Updating your devices with the latest reactive or predictive security features goes some way to protecting your networks. But AI can take that further – using analytics and automation to identify new security events and instantly resolve them.
Conventional approaches to cybersecurity have relied on either reactive or predictive measures. Perimeter defences such as these aim to identify what did go wrong or what could go wrong.
Today, these still have an important role to play in protecting networks from attack. However, they’re limited in their ability to guard against innovative threats, zero-day exploits, rogue insiders and committed communities of cybercriminals.
Most importantly, when relying on conventional security measures: the more data that a business collects, the more difficult it becomes to protect. This is because the data creates a broader surface that’s vulnerable to attack.
Prescriptive security works by breaking down the siloes that were previously associated with specific security tools and making use of massive data analytic abilities, artificial intelligence and machine learning to identify potential threats more quickly than ever.
Unlike the older security models, prescriptive security relies on having large amounts of data. The more it has to protect, the faster it learns and the more effective it becomes.

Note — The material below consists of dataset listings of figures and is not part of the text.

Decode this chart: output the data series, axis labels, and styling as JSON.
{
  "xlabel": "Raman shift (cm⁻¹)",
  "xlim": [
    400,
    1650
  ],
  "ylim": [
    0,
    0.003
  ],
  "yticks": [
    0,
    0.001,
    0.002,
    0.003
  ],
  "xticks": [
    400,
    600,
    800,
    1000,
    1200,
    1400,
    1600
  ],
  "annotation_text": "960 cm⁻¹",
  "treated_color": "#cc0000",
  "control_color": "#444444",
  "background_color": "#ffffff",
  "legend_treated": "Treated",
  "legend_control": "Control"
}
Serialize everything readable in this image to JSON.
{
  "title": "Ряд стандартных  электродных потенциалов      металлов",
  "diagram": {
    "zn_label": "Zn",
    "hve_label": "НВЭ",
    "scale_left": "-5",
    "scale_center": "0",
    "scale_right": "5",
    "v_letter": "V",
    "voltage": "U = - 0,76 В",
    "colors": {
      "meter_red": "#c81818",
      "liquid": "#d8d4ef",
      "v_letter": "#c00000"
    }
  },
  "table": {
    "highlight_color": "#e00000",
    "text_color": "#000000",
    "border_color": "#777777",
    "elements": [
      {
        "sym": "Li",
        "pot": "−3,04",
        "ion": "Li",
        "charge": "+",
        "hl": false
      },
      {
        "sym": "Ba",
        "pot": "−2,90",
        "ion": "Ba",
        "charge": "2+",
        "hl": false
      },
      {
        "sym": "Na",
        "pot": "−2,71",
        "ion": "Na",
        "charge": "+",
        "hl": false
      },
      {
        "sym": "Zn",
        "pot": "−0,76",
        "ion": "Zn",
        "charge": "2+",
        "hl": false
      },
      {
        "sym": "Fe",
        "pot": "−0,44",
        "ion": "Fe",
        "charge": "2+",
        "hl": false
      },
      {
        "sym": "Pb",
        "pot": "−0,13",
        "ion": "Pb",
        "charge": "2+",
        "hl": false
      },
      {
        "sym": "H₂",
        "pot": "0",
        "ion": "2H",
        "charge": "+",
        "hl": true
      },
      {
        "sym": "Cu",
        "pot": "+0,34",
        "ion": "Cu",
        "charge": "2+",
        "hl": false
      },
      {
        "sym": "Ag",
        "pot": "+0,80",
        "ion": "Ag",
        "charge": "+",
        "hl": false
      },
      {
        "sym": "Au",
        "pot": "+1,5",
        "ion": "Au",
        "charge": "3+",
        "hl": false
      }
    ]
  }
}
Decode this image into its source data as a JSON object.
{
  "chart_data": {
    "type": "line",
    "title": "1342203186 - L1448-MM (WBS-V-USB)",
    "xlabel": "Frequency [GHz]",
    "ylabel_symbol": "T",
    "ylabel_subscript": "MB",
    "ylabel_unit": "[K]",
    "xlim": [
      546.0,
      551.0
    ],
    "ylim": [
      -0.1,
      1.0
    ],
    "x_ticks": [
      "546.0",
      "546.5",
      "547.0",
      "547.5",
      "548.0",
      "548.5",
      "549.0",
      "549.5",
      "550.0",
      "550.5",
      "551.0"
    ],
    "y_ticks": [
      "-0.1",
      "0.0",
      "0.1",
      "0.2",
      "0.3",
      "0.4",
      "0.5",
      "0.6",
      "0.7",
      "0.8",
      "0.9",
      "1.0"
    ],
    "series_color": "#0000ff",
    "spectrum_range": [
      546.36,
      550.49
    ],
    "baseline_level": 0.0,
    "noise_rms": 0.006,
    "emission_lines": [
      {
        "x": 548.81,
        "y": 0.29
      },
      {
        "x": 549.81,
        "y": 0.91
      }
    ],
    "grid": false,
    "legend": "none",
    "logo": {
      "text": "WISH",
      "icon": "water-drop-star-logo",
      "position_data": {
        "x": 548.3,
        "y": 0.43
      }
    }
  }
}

This new model of security also makes use of the vast amount of data that’s held outside of an individual network – corresponding with other machines to keep track of developing threats and to understand the legitimacy of traffic. The AI is smart enough to consider: why would this device be making these particular requests?

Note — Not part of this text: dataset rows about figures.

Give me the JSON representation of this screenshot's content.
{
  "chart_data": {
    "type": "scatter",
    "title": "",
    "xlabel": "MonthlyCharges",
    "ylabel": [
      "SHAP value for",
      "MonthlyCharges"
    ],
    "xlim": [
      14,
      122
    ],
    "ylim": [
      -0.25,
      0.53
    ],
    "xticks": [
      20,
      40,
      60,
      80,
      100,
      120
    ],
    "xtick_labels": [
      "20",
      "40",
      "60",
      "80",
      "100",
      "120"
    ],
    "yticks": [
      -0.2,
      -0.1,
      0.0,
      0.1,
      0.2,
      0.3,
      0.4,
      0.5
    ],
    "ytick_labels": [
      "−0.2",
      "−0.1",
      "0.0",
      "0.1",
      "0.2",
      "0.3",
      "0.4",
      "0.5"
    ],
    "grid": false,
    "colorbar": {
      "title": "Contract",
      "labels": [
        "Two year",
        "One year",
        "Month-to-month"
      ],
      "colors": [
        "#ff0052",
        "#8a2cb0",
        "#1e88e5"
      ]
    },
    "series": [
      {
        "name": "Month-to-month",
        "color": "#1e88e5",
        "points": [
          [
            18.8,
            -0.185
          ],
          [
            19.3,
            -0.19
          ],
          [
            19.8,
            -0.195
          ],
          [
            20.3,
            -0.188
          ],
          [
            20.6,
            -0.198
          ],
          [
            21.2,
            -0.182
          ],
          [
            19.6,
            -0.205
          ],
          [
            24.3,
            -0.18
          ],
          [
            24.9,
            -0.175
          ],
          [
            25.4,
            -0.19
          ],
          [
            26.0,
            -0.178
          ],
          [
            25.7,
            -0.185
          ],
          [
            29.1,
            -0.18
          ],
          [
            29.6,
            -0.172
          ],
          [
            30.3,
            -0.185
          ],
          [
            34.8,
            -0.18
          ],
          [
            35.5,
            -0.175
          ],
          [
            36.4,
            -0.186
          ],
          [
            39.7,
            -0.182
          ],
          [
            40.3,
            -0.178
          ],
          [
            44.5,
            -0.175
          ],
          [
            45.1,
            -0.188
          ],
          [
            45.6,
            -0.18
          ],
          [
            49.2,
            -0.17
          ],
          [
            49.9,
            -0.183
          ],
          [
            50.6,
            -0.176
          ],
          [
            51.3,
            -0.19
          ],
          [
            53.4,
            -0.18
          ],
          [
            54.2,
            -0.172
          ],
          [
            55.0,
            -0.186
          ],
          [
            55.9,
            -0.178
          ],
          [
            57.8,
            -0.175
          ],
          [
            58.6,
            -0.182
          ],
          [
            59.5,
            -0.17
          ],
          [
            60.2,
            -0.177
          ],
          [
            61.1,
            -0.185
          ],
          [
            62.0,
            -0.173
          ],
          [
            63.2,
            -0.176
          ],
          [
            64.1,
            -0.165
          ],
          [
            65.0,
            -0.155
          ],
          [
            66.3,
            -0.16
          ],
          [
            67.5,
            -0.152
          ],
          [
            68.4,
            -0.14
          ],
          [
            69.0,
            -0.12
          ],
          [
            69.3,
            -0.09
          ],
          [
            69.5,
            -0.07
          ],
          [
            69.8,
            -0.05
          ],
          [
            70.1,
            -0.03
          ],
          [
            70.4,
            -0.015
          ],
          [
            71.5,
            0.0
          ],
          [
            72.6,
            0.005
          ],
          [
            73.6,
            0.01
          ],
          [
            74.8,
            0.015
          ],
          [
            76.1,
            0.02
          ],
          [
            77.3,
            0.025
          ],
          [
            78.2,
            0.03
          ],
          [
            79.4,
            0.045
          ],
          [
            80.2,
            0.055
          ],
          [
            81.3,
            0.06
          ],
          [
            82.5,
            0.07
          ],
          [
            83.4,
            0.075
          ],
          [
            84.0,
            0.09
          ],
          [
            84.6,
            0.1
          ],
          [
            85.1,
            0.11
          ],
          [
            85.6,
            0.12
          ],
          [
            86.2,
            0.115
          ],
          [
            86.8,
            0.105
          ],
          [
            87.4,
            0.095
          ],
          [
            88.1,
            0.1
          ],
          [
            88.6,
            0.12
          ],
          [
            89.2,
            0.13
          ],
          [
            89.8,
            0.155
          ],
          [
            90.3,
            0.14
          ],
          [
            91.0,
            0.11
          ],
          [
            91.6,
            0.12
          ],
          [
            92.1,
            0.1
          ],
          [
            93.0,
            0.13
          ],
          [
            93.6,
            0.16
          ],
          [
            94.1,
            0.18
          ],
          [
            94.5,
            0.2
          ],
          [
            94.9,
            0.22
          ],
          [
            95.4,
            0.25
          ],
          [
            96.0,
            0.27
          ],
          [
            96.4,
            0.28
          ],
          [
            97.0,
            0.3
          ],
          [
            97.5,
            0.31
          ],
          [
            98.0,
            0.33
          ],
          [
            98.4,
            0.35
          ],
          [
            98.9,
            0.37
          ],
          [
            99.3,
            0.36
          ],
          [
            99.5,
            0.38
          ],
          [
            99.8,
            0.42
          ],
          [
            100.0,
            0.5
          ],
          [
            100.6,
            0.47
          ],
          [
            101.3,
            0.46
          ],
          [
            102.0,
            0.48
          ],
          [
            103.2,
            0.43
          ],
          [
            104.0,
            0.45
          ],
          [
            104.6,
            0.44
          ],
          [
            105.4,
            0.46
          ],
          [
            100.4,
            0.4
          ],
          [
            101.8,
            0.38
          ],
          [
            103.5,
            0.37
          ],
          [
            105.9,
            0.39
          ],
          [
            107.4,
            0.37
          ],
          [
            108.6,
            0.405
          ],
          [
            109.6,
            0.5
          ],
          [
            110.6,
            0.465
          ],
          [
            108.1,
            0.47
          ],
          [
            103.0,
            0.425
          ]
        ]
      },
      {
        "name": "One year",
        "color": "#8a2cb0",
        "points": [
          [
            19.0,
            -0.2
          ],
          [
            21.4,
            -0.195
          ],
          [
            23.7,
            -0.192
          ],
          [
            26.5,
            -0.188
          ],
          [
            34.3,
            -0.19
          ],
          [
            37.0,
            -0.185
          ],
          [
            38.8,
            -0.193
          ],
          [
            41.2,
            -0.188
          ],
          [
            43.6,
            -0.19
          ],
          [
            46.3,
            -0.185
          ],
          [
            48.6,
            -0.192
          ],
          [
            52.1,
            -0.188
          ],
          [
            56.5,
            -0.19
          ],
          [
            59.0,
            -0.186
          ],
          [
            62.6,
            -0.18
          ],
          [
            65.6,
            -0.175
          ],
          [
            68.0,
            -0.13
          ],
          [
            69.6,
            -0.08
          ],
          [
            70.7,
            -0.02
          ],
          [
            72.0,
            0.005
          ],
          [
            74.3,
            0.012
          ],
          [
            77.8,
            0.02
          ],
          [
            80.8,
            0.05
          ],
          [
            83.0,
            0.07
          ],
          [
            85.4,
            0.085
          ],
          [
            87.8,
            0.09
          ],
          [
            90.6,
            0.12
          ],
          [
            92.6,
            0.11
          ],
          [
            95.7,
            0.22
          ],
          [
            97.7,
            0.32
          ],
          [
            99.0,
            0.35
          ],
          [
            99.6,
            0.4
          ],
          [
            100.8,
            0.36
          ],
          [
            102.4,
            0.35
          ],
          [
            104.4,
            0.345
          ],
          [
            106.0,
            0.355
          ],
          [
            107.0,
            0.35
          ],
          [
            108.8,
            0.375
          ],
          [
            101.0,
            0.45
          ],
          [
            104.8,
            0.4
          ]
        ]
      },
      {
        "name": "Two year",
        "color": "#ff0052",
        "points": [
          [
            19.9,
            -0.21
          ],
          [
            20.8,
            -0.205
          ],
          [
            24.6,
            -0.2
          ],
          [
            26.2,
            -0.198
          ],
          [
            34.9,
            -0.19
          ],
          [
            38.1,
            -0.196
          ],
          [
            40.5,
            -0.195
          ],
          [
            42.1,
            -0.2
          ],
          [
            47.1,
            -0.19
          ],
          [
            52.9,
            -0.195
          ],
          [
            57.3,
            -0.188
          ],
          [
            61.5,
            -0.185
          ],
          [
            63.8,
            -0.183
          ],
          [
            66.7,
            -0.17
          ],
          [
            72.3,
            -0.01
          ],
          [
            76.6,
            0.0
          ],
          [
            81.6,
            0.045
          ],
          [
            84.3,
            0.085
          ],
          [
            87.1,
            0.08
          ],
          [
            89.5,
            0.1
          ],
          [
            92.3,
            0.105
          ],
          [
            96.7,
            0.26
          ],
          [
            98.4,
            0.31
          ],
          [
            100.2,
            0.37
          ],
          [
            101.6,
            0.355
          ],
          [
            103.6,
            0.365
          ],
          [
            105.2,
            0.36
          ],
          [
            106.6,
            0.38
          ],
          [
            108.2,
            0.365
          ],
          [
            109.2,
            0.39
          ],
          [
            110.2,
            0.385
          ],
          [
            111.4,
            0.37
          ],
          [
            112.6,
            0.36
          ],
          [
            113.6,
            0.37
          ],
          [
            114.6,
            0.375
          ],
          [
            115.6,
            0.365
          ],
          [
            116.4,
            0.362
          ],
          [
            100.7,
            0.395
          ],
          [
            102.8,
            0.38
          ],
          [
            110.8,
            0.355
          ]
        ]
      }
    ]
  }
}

Whereas, previously, identifying a cyber-attack might be compared to finding a needle in a haystack; we can now form a detailed picture of every stalk of hay that belongs in the stack. Modern data regulations have imposed a greater degree of order on the world of data, which makes it much easier to see when something doesn’t belong.

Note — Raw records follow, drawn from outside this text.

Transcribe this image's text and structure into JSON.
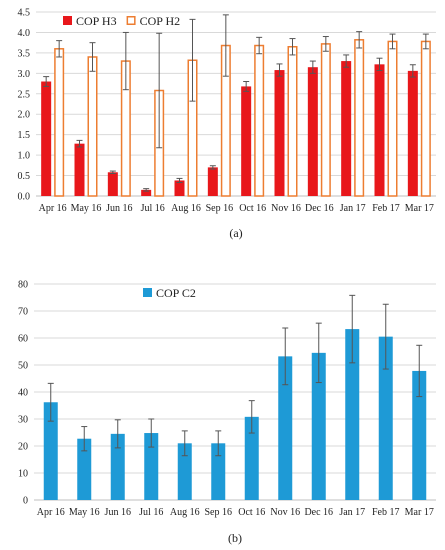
{
  "colors": {
    "h3": "#e8171b",
    "h2": "#ed7d31",
    "c2": "#1e9ad6",
    "err": "#555555"
  },
  "chart_data": [
    {
      "type": "bar",
      "panel_label": "(a)",
      "categories": [
        "Apr 16",
        "May 16",
        "Jun 16",
        "Jul 16",
        "Aug 16",
        "Sep 16",
        "Oct 16",
        "Nov 16",
        "Dec 16",
        "Jan 17",
        "Feb 17",
        "Mar 17"
      ],
      "ylim": [
        0,
        4.5
      ],
      "yticks": [
        "0.0",
        "0.5",
        "1.0",
        "1.5",
        "2.0",
        "2.5",
        "3.0",
        "3.5",
        "4.0",
        "4.5"
      ],
      "grid": true,
      "legend_position": "top-left",
      "series": [
        {
          "name": "COP H3",
          "style": "filled",
          "values": [
            2.8,
            1.28,
            0.58,
            0.15,
            0.38,
            0.7,
            2.68,
            3.08,
            3.15,
            3.3,
            3.22,
            3.06
          ],
          "errors": [
            0.12,
            0.08,
            0.03,
            0.03,
            0.05,
            0.04,
            0.12,
            0.15,
            0.15,
            0.15,
            0.15,
            0.15
          ]
        },
        {
          "name": "COP H2",
          "style": "outline",
          "values": [
            3.6,
            3.4,
            3.3,
            2.58,
            3.32,
            3.68,
            3.68,
            3.65,
            3.72,
            3.82,
            3.78,
            3.78
          ],
          "errors": [
            0.2,
            0.35,
            0.7,
            1.4,
            1.0,
            0.75,
            0.2,
            0.2,
            0.18,
            0.2,
            0.18,
            0.18
          ]
        }
      ]
    },
    {
      "type": "bar",
      "panel_label": "(b)",
      "categories": [
        "Apr 16",
        "May 16",
        "Jun 16",
        "Jul 16",
        "Aug 16",
        "Sep 16",
        "Oct 16",
        "Nov 16",
        "Dec 16",
        "Jan 17",
        "Feb 17",
        "Mar 17"
      ],
      "ylim": [
        0,
        80
      ],
      "yticks": [
        "0",
        "10",
        "20",
        "30",
        "40",
        "50",
        "60",
        "70",
        "80"
      ],
      "grid": true,
      "legend_position": "top-left",
      "series": [
        {
          "name": "COP C2",
          "style": "filled",
          "values": [
            36.2,
            22.7,
            24.5,
            24.8,
            21.0,
            21.0,
            30.8,
            53.2,
            54.5,
            63.3,
            60.5,
            47.8
          ],
          "errors": [
            7,
            4.5,
            5.2,
            5.2,
            4.6,
            4.6,
            6,
            10.5,
            11,
            12.5,
            12,
            9.5
          ]
        }
      ]
    }
  ]
}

Handing more responsibility to prescriptive security measures can widen your network’s detection surface, decrease the reaction time and increase the velocity of response. AI will be able to either intervene autonomously or to alert human cybersecurity professionals and help them deal with threats in real-time.
Not only does prescriptive cybersecurity offer a more robust protective framework, it gives the experts more time to focus on identifying potential exploits and teaching the machines new rules for identifying and responding to attacks. This is a particularly valuable outcome considering the massive skills shortage within the industry.
Running devices on Windows 10 gives users the option to choose between different levels of prescriptive security configurations. These are designed to accommodate the most common device-use scenarios today. Microsoft Defender ATP also provides a context-aware secure score and makes prioritised suggestions for which other programs might be used to supplement security.
It’s inevitable that as computing technology continues to evolve, cyberthreats will become more complex. And there’ll be more data to protect. By 2025 it’s estimated that 463 million terabytes of data will be created every day and that the total amount of data in the world will have reached 175 billion terabytes. Prescriptive security solutions will turn that burden into an advantage. The more data you store, the safer it will become.